Cuando uno lee esas cifras y las compara con la situación de hace dos o tres décadas, en las que Venezuela era un imán que atraía la migración de masas trabajadoras de sus vecinos y en general de Sudamérica y de América Central, resulta difícil de comprender un cambio tan negativo y abismal. Sin embargo, todo comenzó sin querer queriendo, a la moda del Chavo del Ocho, con la figura carismática pero ruinosa del comandante Hugo Chávez Frías, hoy continuada con la trágica farsa de Maduro, empeñado en hundir a su país a lo más profundo del pozo de las desgracias. De Venezuela se podrá decir hoy día que la máxima virtud de sus habitantes es la de sobrevivir el diario infierno que les ha tocado enfrentar.

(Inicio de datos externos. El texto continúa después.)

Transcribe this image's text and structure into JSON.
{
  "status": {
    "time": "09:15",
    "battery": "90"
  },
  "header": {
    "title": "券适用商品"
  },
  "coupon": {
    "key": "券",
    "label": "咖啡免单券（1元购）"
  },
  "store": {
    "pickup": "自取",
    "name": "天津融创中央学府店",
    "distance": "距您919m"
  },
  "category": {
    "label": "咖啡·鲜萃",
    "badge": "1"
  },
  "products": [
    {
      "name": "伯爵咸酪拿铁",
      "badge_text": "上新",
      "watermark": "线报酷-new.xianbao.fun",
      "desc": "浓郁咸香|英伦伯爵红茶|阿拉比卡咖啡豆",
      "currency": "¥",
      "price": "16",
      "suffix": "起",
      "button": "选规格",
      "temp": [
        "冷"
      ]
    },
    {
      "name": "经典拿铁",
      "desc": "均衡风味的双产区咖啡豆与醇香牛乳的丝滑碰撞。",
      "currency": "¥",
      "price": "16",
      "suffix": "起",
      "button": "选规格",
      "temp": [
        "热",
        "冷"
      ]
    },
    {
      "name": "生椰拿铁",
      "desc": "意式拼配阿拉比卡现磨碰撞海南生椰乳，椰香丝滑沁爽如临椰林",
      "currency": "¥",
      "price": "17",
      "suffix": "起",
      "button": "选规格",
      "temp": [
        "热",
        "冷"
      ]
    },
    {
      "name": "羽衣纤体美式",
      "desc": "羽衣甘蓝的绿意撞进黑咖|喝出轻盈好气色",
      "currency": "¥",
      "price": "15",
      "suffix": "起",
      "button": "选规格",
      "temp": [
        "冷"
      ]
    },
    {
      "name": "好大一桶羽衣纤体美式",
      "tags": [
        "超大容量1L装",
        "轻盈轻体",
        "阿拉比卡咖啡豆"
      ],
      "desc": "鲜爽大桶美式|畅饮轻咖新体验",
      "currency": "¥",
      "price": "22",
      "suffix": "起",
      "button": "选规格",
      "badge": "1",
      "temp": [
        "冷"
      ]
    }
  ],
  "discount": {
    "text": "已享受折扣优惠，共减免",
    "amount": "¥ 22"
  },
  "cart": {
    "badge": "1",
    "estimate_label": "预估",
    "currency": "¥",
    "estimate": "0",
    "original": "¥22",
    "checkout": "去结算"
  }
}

Empero, la lucha por el poder se ha tornado implacable. La cúpula que desgobierna Venezuela encabezada por Nicolás Maduro, con el apoyo de Diosdado Cabello y la corte de los milagros que rodea a los dos, no quiere soltar el poder. Varios factores han influido a favor de esa tendencia. Han pasado un punto de no retorno, en el cual la caída del régimen actual vendría acompañada del enjuiciamiento de sus líderes bajo el Código Penal de Venezuela y del Estatuto de Roma si fuere aplicable a los delitos de lesa humanidad cometidos desde julio de 2002 cuando entró en vigencia.

Y esos delitos van en progreso tal como lo hemos podido advertir con el implacable asesinato de Óscar Pérez y de sus seis seguidores en el mes de enero pasado. Para tapar todo eso en el mes de abril debe perpetrarse un gigantesco fraude electoral, con Maduro compitiendo con uno o varios candidatos opositores que pretendan enfrentársele, cuando su rival juega con los dados cargados y las cartas marcadas. No hay escapatoria en Venezuela, el país ha ingresado en un incendio político que solo dejará tierra arrasada.